In general, here’s what they have in common
Monthly fees:
$2,000 – $4,000 per month — ($12, 000 – $48,000 plus all those transaction fees summarized below).
Per transaction fees:
numerous and detailed, above the basic monthly fee.
Agency relationship:
4 out of the 5 explicitly acknowledge an agency relationship with the HOA – fiduciary, loyalty, best interests. One contract specified that it was an independent contractor, but this does not remove the agency relationship.
“acting under orders”:
All contracts are full of wording that the agent acts under the supervision and direction of the HOA board and its policies. This serves to negate any “independency” and place the liability on the HOA board. The board can be held responsible for the misdeeds of its agent under respondeat superior. (Never heard of it, did you? That’s because CAI wants it a secret.)

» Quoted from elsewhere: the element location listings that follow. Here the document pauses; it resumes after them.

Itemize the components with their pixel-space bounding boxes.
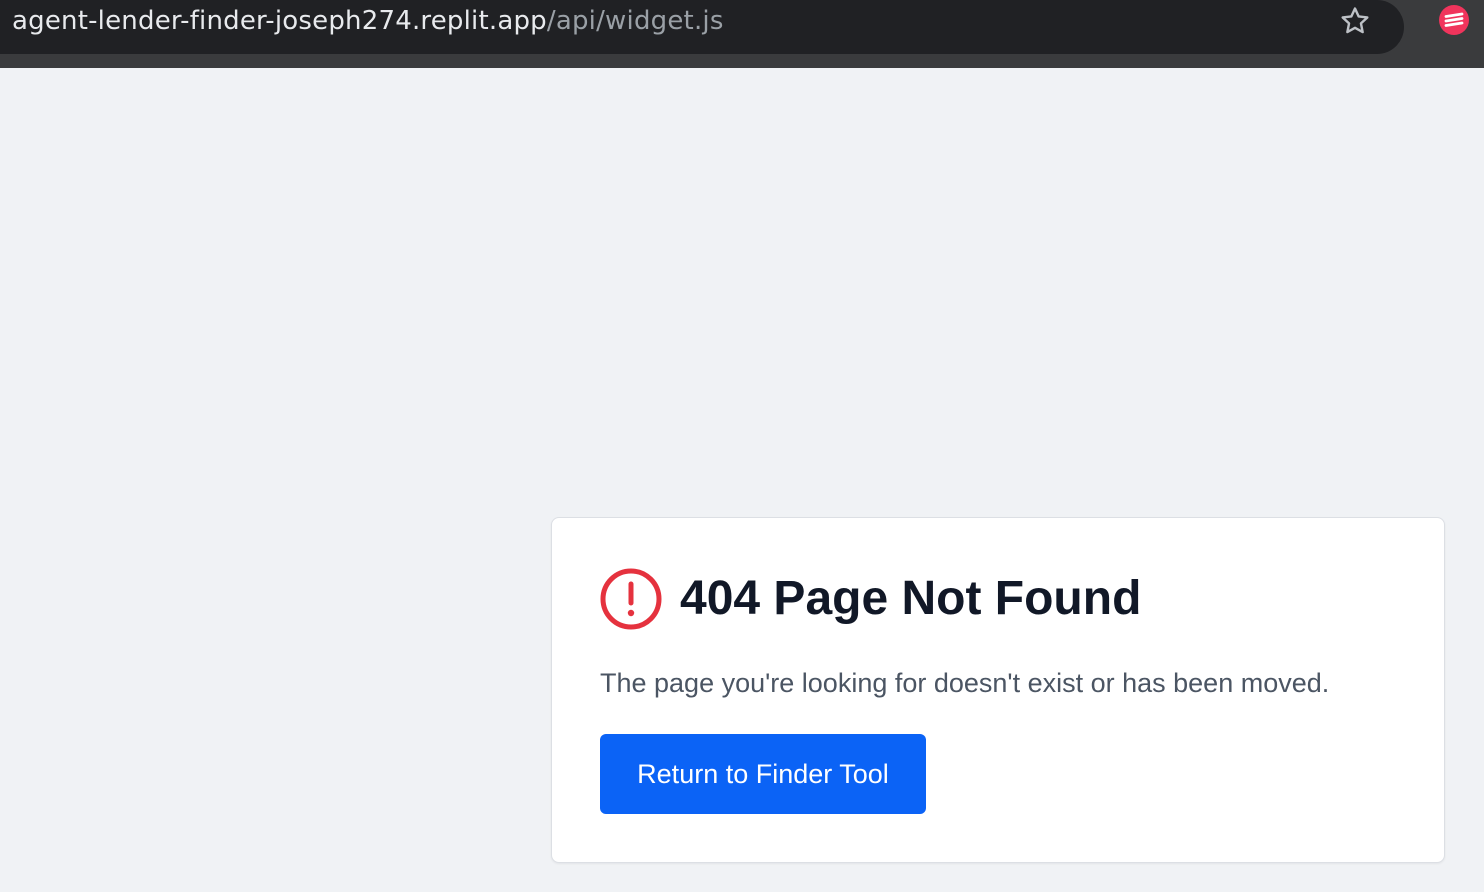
alert-circle-icon [600,568,662,630]
error-message: The page you're looking for doesn't exis… [600,668,1330,698]
page-title: 404 Page Not Found [680,572,1142,625]
star-outline-icon[interactable] [1338,4,1372,38]
url-path: /api/widget.js [546,6,724,36]
extension-icon[interactable] [1438,4,1470,36]
address-bar[interactable]: agent-lender-finder-joseph274.replit.app… [0,0,1404,54]
return-to-finder-button[interactable]: Return to Finder Tool [600,734,926,814]
url-host: agent-lender-finder-joseph274.replit.app [12,6,547,36]
error-card: 404 Page Not Found The page you're looki… [551,517,1445,863]
url-text[interactable]: agent-lender-finder-joseph274.replit.app… [12,4,724,38]
browser-toolbar: agent-lender-finder-joseph274.replit.app… [0,0,1484,68]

what does the monthly fee cover?
I couldn’t figure this out after looking at all those transaction fees that are extra. I concluded that it must cover such items as
- waiting for the phone to ring,
- responding sometime to homeowners, touring the grounds on an inspection tour (except nighttime inspections which are extra),
- seeking violators and or physical damage,
- and dealing with the clerical duties pertaining to meetings and attending a few of them.
Transaction fees:
- Paper, envelopes, stamps, check, faxes, etc charges;
- letters including dunning letters, billing reports;
- transfer fees, disclosure fees, computer and bookkeeping fees;
- education, newsletters, website;
- senior staff, computer staff, agent staff.
POINTS TO REMEMBER
Your management firm has a legal, binding contract with your HOA, in which it admits that it is an agent of the HOA and to acting under the “orders” of the board. An agency relationship is a fiducciary relaionship with the HOA. The contract, corporation law, and the CC&Rs require to board to oversee the acts and actions of the management firm, and to take action when there’s wrong-doing by the management firm. The HOA can be sued under respondeat superior for any wrongful acts by the management firm.
The principal may authorize the agent to perform a variety of tasks or may restrict the agent to specific functions, but regardless of the amount, or scope, of authority given to the agent, the agent represents the principal and is subject to the principal’s control. More important, the principal is liable for the consequences of acts that the agent has been directed to perform.